The Next Big Thing

With the Web-to-host market reaching maturity, what's around the bend—and who will the key players be?

Compared to the fits, starts and hype cycles of other technologies, the Web-to-host market has matured downright gracefully. The technology is now several years old, and Web-to-host solutions are fairly robust and sophisticated. Vendors now appear to be evolving their product lines in new directions. If you'll be making a purchase or recommendation in this area, you'll need to know what's shaken out with recent acquisitions—and where some of the major vendors are headed.

Originally, the host access market centered on terminal emulation, either through a LAN or dial-up connection accessed by PC client software. Most of today's solutions offer such access via HTML through a browser, or as a separate Java or ActiveX applet that launches a host session. Pricing typically is based on concurrent users, with most solutions ranging from $200 to $300 per client for up to 10 users. Most vendors also offer volume discounts for additional users. Most products handle both mainframe and iSeries data-streams, and run on a middleware platform such as Windows NT/2000.

The straightforward nature of these products now presents a challenge to vendors however. While PC-based software clients were lucrative for vendors, browser-based interfaces are low-margin products. "Java and ActiveX emulators are pretty inexpensive and easy to distribute and maintain," says Darcy Fowkes, analyst with Aberdeen Group of Boston. "The vendors can't get margins [from] this stuff." Vendors are thus under pressure to migrate to high-end deployments, which include enterprise application integration and intranet portals. This is a big leap for the market, however, since many end user companies are just starting to grasp the Web-to-host concept. Complicating this is the fact that vendors need to educate business users and new-age developers (those working with Microsoft and Java products, for example) on the technology.

New Partners and Players
Recent mergers and acquisitions among vendors also hint at new directions. Companies have been bought or are partnering with EAI solutions, for example. Last year, WRQ Inc. purchased SuperNova Enterprises, which sold EAI tools, and rebranded the solutions as its Verastream technology. IBM Corp., meanwhile, is integrating its Host On-Demand product into its WebSphere enterprise platform development environment.

IBM remains the leading vendor in this space. The company's roots in Web to host extend back to Client Access, a PC-based software environment that produced terminal emulation sessions for mainframes and AS/400s. In recent years, IBM unveiled Host On-Demand. Lately, the company has been altering that system's branding, first offering it as part of its mainframe-centric SecureWay family, then more recently moving it into its WebSphere family. Host On-Demand will run on just about any operating system IBM sells or resells, even OS/2 and NetWare.

Attachmate Corp. is the leading independent vendor in the Web-to-host space, offering its e-Vantage Host Access Server. Attachmate long has been a strong player in the Windows-to-host area, with a wide variety of connectivity products. WRQ, another market leader, also has roots in the PC-to-host terminal emulation market.

Key Mainframe and Midrange Web-to-Host Vendors


Key Areas of Evolution
With that said, I see three areas that stand out as vendors evolve their products.

Enterprise Information Portals. A natural role for Web-to-host middleware is offering an intranet-based window to a range of enterprise platforms and applications beyond the mainframe or iSeries. Vendors such as Hummingbird Ltd. and Inc. offer separate portal solutions, designed to open access to systems across the enterprise. Earlier attempts at portal offerings did not do well however. For instance, Wall Data, now part of NetManage Inc., tried to repackage its offerings as an enterprise information portal in early 1999, but the solution met with disastrous results, contributing to the decision to sell the company later that year. It was too early for the market, though, which was still wrestling with Year 2000 issues, according to Aberdeen's Fowkes. Now however, Fowkes thinks the time is ripe for vendors to reconfigure their offerings.

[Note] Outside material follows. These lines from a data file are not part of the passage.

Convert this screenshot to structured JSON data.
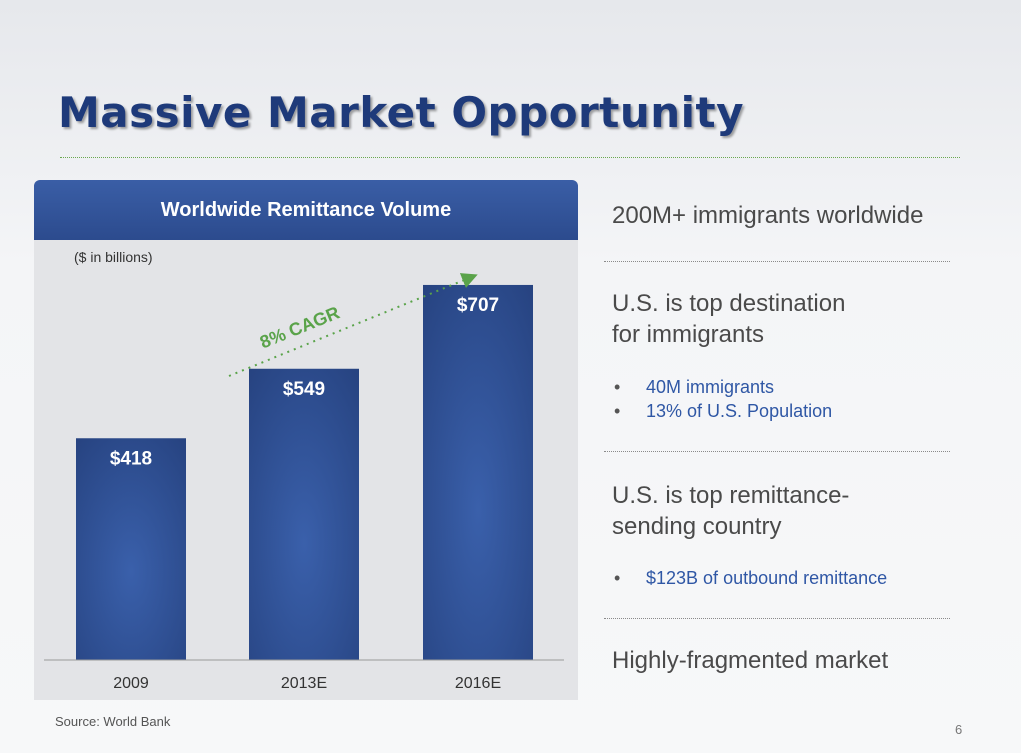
{
  "slide": {
    "title": "Massive Market Opportunity",
    "source": "Source: World Bank",
    "page_number": "6"
  },
  "chart_data": {
    "type": "bar",
    "title": "Worldwide Remittance Volume",
    "unit_note": "($ in billions)",
    "categories": [
      "2009",
      "2013E",
      "2016E"
    ],
    "values": [
      418,
      549,
      707
    ],
    "data_labels": [
      "$418",
      "$549",
      "$707"
    ],
    "annotation": "8% CAGR",
    "bar_color": "#2f4f96",
    "annotation_color": "#5aa34a",
    "ylim": [
      0,
      820
    ],
    "grid": false,
    "legend": "none"
  },
  "right_panel": {
    "sections": [
      {
        "heading": [
          "200M+ immigrants worldwide"
        ],
        "bullets": []
      },
      {
        "heading": [
          "U.S. is top destination",
          "for immigrants"
        ],
        "bullets": [
          "40M immigrants",
          "13% of U.S. Population"
        ]
      },
      {
        "heading": [
          "U.S. is top remittance-",
          "sending country"
        ],
        "bullets": [
          "$123B of outbound remittance"
        ]
      },
      {
        "heading": [
          "Highly-fragmented market"
        ],
        "bullets": []
      }
    ],
    "bullet_glyph": "•",
    "text_color": "#4a4a4a",
    "bullet_color": "#2f57a5"
  }
}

Enterprise Application Integration. Since Web to host offers a path for moving mainframe data to composite applications, EAI is an upcoming key area for many vendors. Leaders such as Attachmate and WRQ offer enterprise application solutions separately from their primary Web-to-host product. WRQ's Verastream Host Integrator and Verastream EAI suite, for example, are designed for building composite applications that model mainframe application processes.

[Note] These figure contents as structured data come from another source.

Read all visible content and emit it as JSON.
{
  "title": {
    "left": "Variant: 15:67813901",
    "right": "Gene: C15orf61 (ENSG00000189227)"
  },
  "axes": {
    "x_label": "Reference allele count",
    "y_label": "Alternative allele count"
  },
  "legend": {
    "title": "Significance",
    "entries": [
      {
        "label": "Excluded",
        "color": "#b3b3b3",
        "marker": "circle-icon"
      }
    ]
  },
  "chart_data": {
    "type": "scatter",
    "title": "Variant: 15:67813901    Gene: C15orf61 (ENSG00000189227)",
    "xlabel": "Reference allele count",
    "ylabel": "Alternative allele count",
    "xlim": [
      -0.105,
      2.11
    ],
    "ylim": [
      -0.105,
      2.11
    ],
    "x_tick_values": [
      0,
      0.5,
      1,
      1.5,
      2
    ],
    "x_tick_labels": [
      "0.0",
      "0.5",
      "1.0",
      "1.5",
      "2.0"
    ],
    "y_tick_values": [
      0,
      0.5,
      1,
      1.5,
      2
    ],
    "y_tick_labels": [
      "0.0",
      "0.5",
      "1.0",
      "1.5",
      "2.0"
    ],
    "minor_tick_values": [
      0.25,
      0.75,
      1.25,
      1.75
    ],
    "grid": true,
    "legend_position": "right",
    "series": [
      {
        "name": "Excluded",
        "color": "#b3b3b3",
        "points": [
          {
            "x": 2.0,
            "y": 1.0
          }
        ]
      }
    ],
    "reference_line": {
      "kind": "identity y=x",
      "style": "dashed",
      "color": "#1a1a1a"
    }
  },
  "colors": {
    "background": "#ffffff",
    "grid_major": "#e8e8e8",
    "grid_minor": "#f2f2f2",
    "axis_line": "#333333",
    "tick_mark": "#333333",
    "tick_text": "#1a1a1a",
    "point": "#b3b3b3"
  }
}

Old-Fashioned Terminal "Screen-Scraping." This basic function will not go away any time soon, and is still the bread and butter of most Web-to-host vendors. Many companies are still turning to Web-to-host vendors simply to put their dressed-up green screens out to users beyond the firewall. While low in sophistication and flexibility, the terminal emulation market remains important.

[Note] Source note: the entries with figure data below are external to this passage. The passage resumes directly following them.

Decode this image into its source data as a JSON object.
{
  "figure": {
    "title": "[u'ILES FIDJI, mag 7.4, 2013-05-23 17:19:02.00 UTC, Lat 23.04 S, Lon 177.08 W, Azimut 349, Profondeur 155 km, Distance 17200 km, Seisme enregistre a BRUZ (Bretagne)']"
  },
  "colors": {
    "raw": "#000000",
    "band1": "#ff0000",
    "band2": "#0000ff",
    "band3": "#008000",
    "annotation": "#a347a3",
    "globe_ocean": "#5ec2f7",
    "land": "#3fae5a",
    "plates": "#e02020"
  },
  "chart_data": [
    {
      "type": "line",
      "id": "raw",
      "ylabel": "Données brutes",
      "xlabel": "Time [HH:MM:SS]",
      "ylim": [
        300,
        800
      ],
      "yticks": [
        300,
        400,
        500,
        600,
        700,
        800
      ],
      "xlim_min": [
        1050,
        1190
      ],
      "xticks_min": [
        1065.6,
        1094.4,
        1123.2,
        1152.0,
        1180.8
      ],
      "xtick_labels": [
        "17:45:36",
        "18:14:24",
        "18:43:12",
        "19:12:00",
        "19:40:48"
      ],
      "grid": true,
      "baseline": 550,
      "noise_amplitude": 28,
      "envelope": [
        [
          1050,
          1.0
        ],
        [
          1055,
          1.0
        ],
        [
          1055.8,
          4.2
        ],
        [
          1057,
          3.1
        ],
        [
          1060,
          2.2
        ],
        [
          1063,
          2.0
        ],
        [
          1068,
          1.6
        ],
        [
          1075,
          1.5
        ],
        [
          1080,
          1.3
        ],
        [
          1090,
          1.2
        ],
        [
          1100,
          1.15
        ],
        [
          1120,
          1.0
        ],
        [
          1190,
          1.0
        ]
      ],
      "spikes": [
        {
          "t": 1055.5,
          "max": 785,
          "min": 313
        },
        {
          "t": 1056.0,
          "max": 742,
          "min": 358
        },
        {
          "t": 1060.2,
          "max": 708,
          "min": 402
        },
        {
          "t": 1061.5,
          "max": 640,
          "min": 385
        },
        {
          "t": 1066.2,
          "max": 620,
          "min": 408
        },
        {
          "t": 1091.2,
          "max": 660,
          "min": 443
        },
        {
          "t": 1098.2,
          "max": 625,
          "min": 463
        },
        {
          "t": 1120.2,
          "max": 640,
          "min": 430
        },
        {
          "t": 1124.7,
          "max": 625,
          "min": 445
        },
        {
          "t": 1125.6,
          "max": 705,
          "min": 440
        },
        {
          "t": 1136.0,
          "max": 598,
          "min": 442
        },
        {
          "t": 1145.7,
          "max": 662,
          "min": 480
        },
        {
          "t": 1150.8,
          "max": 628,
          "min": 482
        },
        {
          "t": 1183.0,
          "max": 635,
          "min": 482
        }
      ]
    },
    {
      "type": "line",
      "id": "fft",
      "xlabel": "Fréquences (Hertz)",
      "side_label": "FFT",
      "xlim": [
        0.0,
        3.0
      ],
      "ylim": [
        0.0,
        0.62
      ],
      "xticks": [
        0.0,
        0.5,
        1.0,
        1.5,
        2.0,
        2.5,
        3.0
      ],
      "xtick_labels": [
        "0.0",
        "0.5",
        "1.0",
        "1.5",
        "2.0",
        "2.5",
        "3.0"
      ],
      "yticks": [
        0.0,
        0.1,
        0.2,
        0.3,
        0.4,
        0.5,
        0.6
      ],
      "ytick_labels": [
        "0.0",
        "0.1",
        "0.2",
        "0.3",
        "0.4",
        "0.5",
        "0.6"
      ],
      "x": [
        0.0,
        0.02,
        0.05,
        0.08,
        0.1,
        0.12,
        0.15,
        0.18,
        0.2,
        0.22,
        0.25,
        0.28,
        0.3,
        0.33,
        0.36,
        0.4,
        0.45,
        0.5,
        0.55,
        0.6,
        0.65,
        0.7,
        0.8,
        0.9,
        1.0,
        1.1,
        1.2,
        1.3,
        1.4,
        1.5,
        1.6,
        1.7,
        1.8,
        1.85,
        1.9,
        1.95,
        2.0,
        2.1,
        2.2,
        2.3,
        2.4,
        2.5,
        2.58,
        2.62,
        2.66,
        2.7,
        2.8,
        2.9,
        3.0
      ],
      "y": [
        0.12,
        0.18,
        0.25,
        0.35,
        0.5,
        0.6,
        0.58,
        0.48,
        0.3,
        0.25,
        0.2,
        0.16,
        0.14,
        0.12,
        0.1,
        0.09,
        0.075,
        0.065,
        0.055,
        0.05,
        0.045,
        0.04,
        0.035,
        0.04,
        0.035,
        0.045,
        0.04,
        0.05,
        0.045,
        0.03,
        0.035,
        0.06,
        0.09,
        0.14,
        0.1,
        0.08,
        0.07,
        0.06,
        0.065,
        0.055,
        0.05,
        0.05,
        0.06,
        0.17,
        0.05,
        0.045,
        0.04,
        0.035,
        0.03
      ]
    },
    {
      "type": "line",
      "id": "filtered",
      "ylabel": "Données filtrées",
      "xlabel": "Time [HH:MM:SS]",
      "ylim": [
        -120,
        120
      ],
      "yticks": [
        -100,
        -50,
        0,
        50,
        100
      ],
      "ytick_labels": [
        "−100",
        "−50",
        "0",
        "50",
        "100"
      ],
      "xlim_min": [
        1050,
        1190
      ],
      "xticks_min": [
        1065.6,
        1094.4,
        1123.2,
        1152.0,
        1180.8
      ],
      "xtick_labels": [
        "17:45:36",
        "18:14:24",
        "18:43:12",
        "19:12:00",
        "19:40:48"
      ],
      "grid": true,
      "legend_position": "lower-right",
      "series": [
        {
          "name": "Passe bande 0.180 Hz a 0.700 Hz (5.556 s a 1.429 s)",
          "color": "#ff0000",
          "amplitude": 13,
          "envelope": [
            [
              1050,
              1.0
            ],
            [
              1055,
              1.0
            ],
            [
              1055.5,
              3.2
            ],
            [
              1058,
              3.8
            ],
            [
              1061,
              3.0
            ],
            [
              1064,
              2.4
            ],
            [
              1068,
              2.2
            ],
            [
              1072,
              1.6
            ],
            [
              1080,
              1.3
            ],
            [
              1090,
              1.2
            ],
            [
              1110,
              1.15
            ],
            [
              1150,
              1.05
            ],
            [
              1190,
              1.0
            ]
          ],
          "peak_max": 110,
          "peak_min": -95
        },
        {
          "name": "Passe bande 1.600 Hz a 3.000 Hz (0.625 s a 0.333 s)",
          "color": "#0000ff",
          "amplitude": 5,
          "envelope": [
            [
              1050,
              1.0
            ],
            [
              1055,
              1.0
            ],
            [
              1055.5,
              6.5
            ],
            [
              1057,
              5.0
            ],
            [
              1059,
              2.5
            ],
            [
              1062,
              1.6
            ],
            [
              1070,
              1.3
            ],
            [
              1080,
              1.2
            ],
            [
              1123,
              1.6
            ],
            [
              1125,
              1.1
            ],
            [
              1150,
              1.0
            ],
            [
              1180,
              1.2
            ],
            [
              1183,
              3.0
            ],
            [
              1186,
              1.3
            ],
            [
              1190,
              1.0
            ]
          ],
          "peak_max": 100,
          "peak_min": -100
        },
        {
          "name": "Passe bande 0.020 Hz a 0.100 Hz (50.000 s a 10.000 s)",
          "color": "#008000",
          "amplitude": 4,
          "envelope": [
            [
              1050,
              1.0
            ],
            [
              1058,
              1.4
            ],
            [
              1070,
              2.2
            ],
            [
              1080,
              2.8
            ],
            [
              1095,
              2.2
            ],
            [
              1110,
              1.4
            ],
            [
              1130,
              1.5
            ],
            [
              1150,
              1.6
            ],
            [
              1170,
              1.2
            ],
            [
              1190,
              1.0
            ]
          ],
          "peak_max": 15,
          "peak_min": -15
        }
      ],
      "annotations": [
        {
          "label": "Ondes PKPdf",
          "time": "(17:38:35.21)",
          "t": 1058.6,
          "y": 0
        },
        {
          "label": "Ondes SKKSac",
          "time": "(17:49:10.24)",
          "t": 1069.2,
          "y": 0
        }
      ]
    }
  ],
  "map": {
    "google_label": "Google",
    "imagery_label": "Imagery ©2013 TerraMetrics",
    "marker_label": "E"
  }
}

The lousy economy aside, Web to host is a healthy and competitive market, with numerous players offering various levels of products. That means you have plenty of good, solid solutions from which to choose. Interestingly, while this market has not been immune to the recent sluggishness in IT spending, some vendors report new business from companies looking to rejuvenate and leverage existing mainframe assets.